Ceux-ci se rassemblèrent dans un ravin à l’ouest de la côte 342 où l’adjudant Weiss avec les conducteurs de la compagnie des mitrailleurs avait fait 30 prisonniers à 4h. Les 9ème et 11èmes compagnies qui venaient d’être relevées, se rassemblèrent à St André où la compagnie des mitrailleurs fut d’ailleurs également transférée quand à 6h de l’après-midi, le régiment (sans la compagnie Kiesow) installa son bivouac dans le ravin à l’est de St Pierre. Al’école de St André, des médecins formidables travaillaient infatigablement depuis 2h du matin et ce jusque tard dans la nuit.
Pertes : 10 officiers- 86 sous-officiers et soldats.
Blessés : 10 officiers-271 sous-officiers et soldats.
Disparus : 0 officier-65 sous-officiers et soldats.

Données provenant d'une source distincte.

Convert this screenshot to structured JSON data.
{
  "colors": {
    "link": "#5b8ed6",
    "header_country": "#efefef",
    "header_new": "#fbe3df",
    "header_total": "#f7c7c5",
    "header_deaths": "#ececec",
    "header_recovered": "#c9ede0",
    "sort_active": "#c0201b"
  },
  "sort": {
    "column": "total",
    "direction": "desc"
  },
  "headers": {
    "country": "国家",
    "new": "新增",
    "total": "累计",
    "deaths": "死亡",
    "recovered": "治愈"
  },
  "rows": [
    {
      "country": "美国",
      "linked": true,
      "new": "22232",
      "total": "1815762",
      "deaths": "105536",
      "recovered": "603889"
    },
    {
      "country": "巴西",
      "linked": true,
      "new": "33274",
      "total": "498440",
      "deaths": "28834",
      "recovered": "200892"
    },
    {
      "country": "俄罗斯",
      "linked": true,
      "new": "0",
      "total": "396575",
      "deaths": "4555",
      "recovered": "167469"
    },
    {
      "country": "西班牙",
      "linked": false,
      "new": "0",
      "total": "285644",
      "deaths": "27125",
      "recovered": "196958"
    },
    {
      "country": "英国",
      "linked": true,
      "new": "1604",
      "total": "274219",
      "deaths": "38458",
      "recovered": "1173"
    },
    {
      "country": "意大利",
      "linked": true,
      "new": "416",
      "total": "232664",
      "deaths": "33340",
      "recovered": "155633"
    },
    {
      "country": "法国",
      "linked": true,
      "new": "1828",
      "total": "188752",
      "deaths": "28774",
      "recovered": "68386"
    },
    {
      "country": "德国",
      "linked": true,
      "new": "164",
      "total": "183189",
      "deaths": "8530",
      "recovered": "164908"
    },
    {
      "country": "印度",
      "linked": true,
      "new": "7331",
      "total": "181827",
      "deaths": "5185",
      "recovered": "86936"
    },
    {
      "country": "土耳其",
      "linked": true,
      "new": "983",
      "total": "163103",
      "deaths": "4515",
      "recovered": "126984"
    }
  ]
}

Comme les 4/5èmes du corps des officiers n’étaient plus disponibles et que les pertes en hommes étaient grandes, le reste du régiment dut dès le lendemain matin se regrouper en 2 bataillons de 3 compagnies. Le champ de bataille fut évacué et à cette occasion quelques soldats isolés furent faits prisonniers. Le colonel von Lengerke, les lieutennats Heine et Kämnitz furent enterrés au cimetière de St André. Le commandant Haupt prit le commandement du régiment au cours de l’après-midi et ses bataillons reçurent l’apport de 4 compagnies lorsque le détachement de Kiesow fit son apparition…
FORMERY Alphonse, rescapé de la bataille put témoigner : « Edouard n’était que blessé à la hanche. Je l’ai encore vu au cours du combat me dire qu’il allait se faire soigner à l’arrière. Dans l’anarchie des tirs, il a dû mourir frappé par une balle allemande ! ».
HOULLE Justin (29/01/1896-porté disparu le 30/06/1916).
C’est le fils chéri (Choustin). La mère en apprenant sa mort, après celle d’Edouard, va se murer dans le silence et ne toléra plus aucun rire d’nfant chez elle.
« Mouta, Ich koume nie me em ! » « Maman, je ne reviendrai plus à la maison. »
Son frère Nicolas Houllé (+1978) témoignait : « Mon frère Justin avait très peur des Cosaques qui, sur leurs rapides destriers, décimaient avec les moulinets ravageurs de leurs sabres des sections entières. Je lui conseillais de se « ducken » (se blottir dans les tranchées).
Des combats l’opposant aux Russes vont se dérouler durant la semaine fatidique du 23/06 au 30/06/1916. Sur le plan, on constate que les Russes ont doublé les tranchées devant sa 9ème compagnie.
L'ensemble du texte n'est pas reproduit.